This morning as I was getting ready for work, I knocked over one of those ever present piles of ‘to read’ books that decorate my house. The one that caught my attention was a beautiful little Jane Austen 5 year journal. It seemed that even before I knew I was a writer my family and friends must have thought I was because there are several, mostly empty versions scattered about my house. But this journal was special, a graduation present from a former English class friend; it celebrated my lifelong dream of finishing college. The fact that it took me nearly 40 years to reach that goal made it all the more precious.
The book flipped open to January 12th, 2014 and the short note read, “Went to my first writers’ workshop. Interesting people. Next meeting Feb.9th.” I was hooked. My friend Natalie accompanied me and we met some great people and learned so much. For a couple months I took notes, learned, and talked with writers who had taken the next step in story writing, rather than story thinking.

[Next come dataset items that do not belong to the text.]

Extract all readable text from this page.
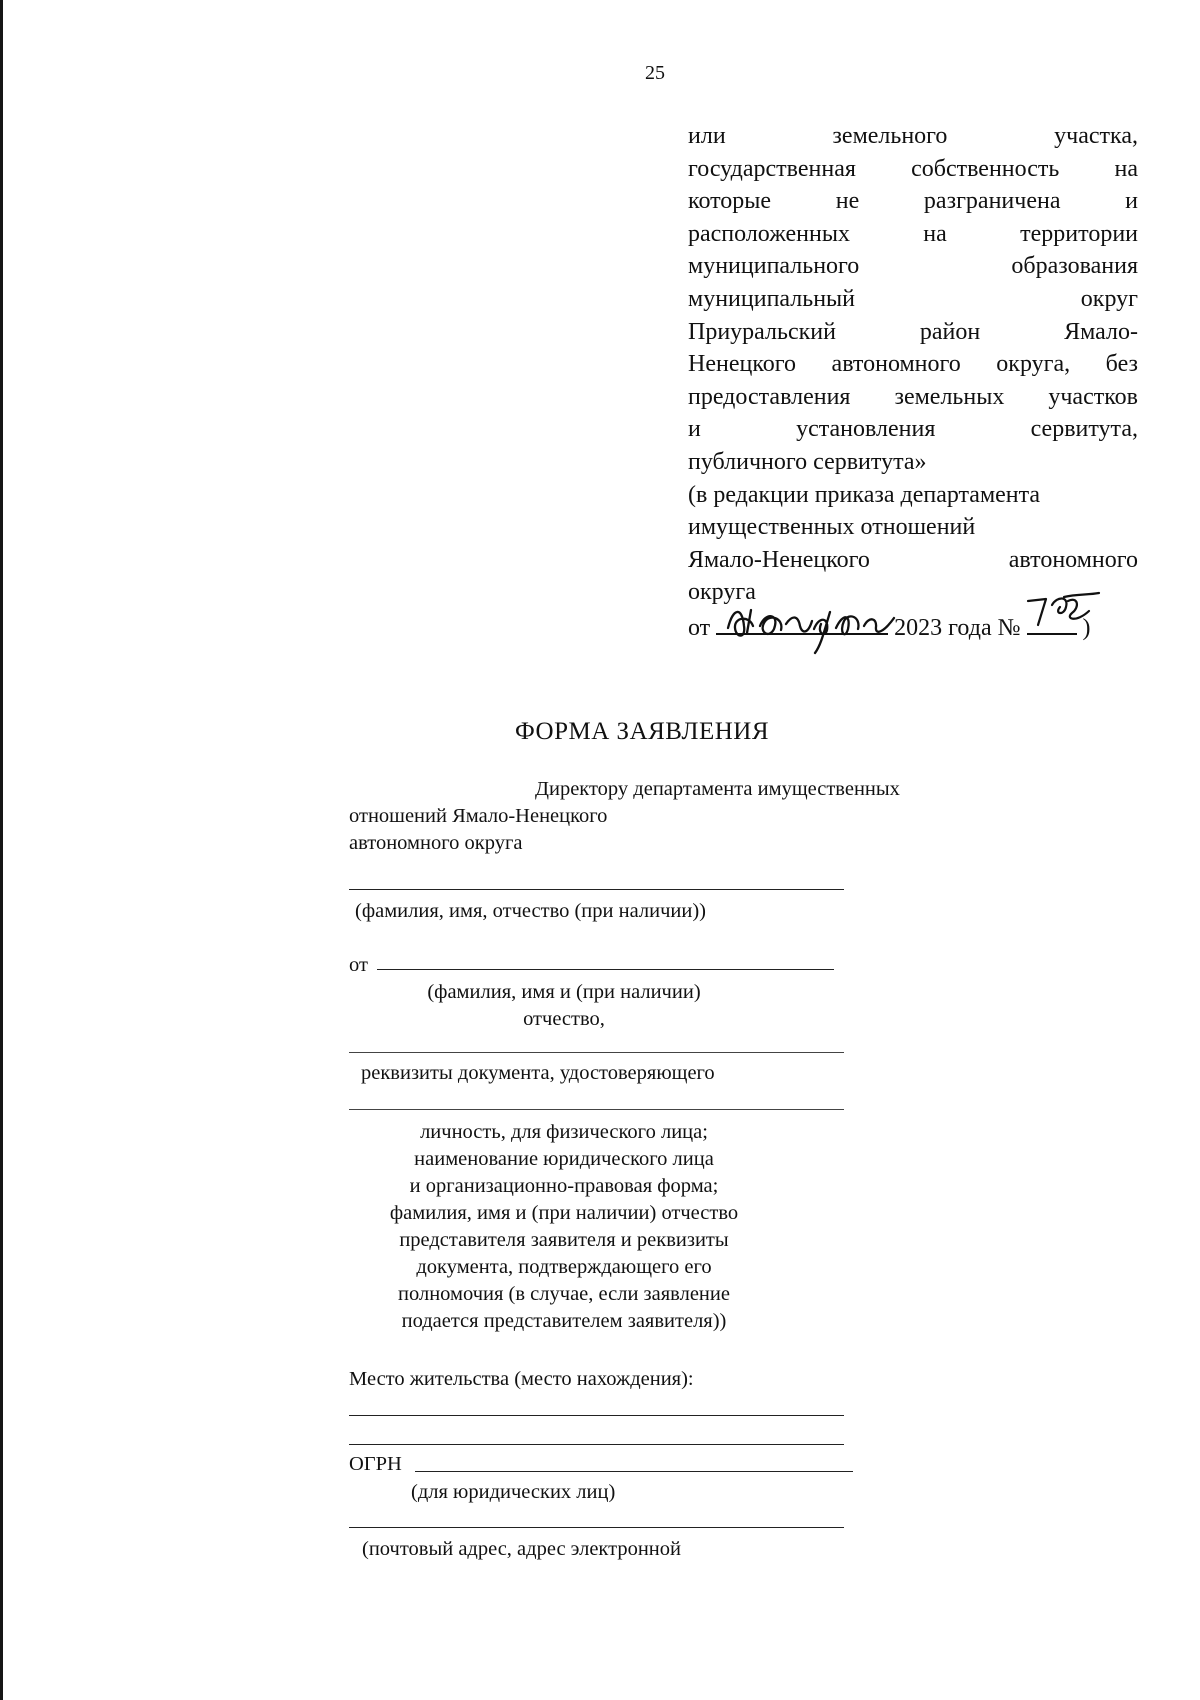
25
или земельного участка,
государственная собственность на
которые не разграничена и
расположенных на территории
муниципального образования
муниципальный округ
Приуральский район Ямало-
Ненецкого автономного округа, без
предоставления земельных участков
и установления сервитута,
публичного сервитута»
(в редакции приказа департамента
имущественных отношений
Ямало-Ненецкого автономного
округа
от	2023 года №	)
ФОРМА ЗАЯВЛЕНИЯ
Директору департамента имущественных
отношений Ямало-Ненецкого
автономного округа
(фамилия, имя, отчество (при наличии))
от
(фамилия, имя и (при наличии)
отчество,
реквизиты документа, удостоверяющего
личность, для физического лица;
наименование юридического лица
и организационно-правовая форма;
фамилия, имя и (при наличии) отчество
представителя заявителя и реквизиты
документа, подтверждающего его
полномочия (в случае, если заявление
подается представителем заявителя))
Место жительства (место нахождения):
ОГРН
(для юридических лиц)
(почтовый адрес, адрес электронной
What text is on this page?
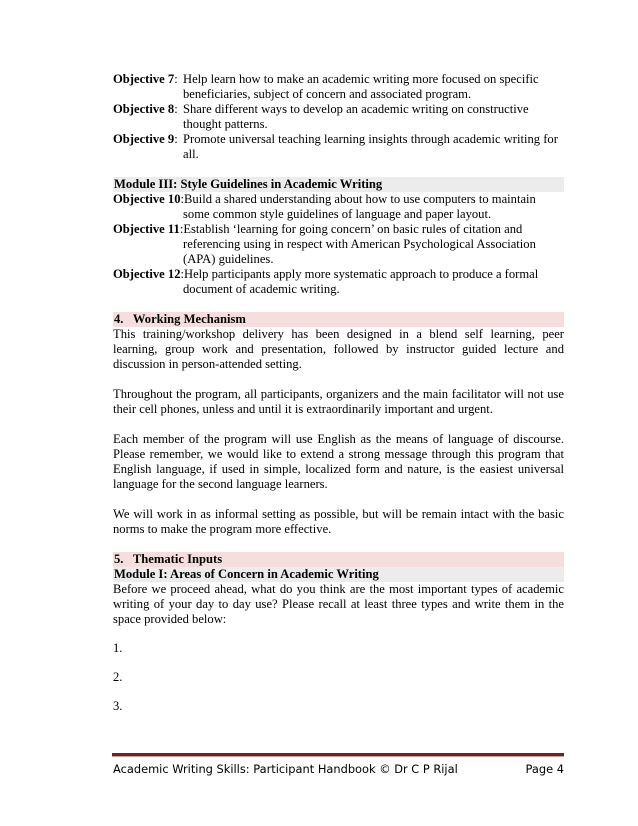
Objective 7: Help learn how to make an academic writing more focused on specific
beneficiaries, subject of concern and associated program.
Objective 8: Share different ways to develop an academic writing on constructive
thought patterns.
Objective 9: Promote universal teaching learning insights through academic writing for
all.
Module III: Style Guidelines in Academic Writing
Objective 10: Build a shared understanding about how to use computers to maintain
some common style guidelines of language and paper layout.
Objective 11: Establish ‘learning for going concern’ on basic rules of citation and
referencing using in respect with American Psychological Association (APA) guidelines.
Objective 12: Help participants apply more systematic approach to produce a formal
document of academic writing.
4.   Working Mechanism

This training/workshop delivery has been designed in a blend self learning, peer learning, group work and presentation, followed by instructor guided lecture and discussion in person-attended setting.

Throughout the program, all participants, organizers and the main facilitator will not use their cell phones, unless and until it is extraordinarily important and urgent.

Each member of the program will use English as the means of language of discourse. Please remember, we would like to extend a strong message through this program that English language, if used in simple, localized form and nature, is the easiest universal language for the second language learners.

We will work in as informal setting as possible, but will be remain intact with the basic norms to make the program more effective.

5.   Thematic Inputs
Module I: Areas of Concern in Academic Writing

Before we proceed ahead, what do you think are the most important types of academic writing of your day to day use? Please recall at least three types and write them in the space provided below:

1.

2.

3.

Academic Writing Skills: Participant Handbook © Dr C P Rijal	Page 4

When March rolled around, the talk began to center on Camp, which of course many of us newbies thinks actually concerns marshmallows, sleeping bags, and mosquitoes. I had heard the term NaNoWriMo thrown about – National Novel Writing Month – but knew the process of spewing out 50,000 words in one month was not daunting as much as impossible. The longest thing I had written so far was a term paper on Eowyn from Lord of the Rings, and it was something under 4,000 words.
The idea of Camp, I was told, was to set your own limit and write what you wanted. The amount could be as low as 10,000 with the sky as the limit. I balked and my co-writers persisted. “It’s fun!” “You can do it!” “You could win!” Win? The competitive side of me reared its ugly head. To think I could win at anything was the final draw.
I signed up nervously, setting my goal at 10,000 words and got to know the website. The best thing for me was the graphs. Not only did it show me how I was doing for the month, but it let me know exactly how many words I needed to finish per day to stay on target and finish by the end of the month. The idea that I only needed to write 323 words per day was doable. The first week went fine. I was averaging around 350 a day and some days a bit more. I made it through the honeymoon stage, but then, as it must, life interfered and I missed a day. With a real effort I brought the numbers back up and surged on.
Sailing along at just over 400, I was so excited. But then my ideas stalled. What was I doing? What ever had made me think I could do this? I wasn’t a real writer. I would never win at this rate. I was doomed to be a ‘wannabe’ for the rest of my life. Reality TV would become my life. (My mind actually works like that sometimes). I drove my family crazy. How could I back out gracefully?
Finally I talked with the other writers, many who had had their own doubts at one time. They encouraged me to stop self-editing and let the words flow unheeded. Editing is for later. Enjoy the creative process. Later you can delete and add and punctuate. It made all of the difference. The competition was back on and I was ready. Each day I worked to increase my word count and as I did my story was running onto the page and making me laugh (lucky for me, it was a comedy). I was so far ahead that a single missed day did not end the race. I could see the finish line and the end of my story careening to a spectacular climax! Actually, it was more like an ‘aha’ moment, as I tend to write comedic mysteries, but I was very pleased. So pleased, I forgot about winning, forgot about whether it was good enough, forgot to think what others would think and just enjoyed. And in so doing I won.
Epilogue – Because, don’t all good stories have one? I finished my first story at around 12,000 words and went on to sign up for my second camp in July. Pledging 15,000, I finished at 20,000. When November rolled around I was ready for the challenge. I finished one day early with a grand total of 51,000 words. I had won again. After much editing and fixing, and the help of my friend Natalie, I compiled my stories and released my first book, Murder in the Library, a cozy mystery collection of three short stories, all because of my first attempt at Camp. My advice? Do it. Make it happen. Open up and let your words out. Enjoy. And even if your word count doesn’t meet your expectations, you still will have won.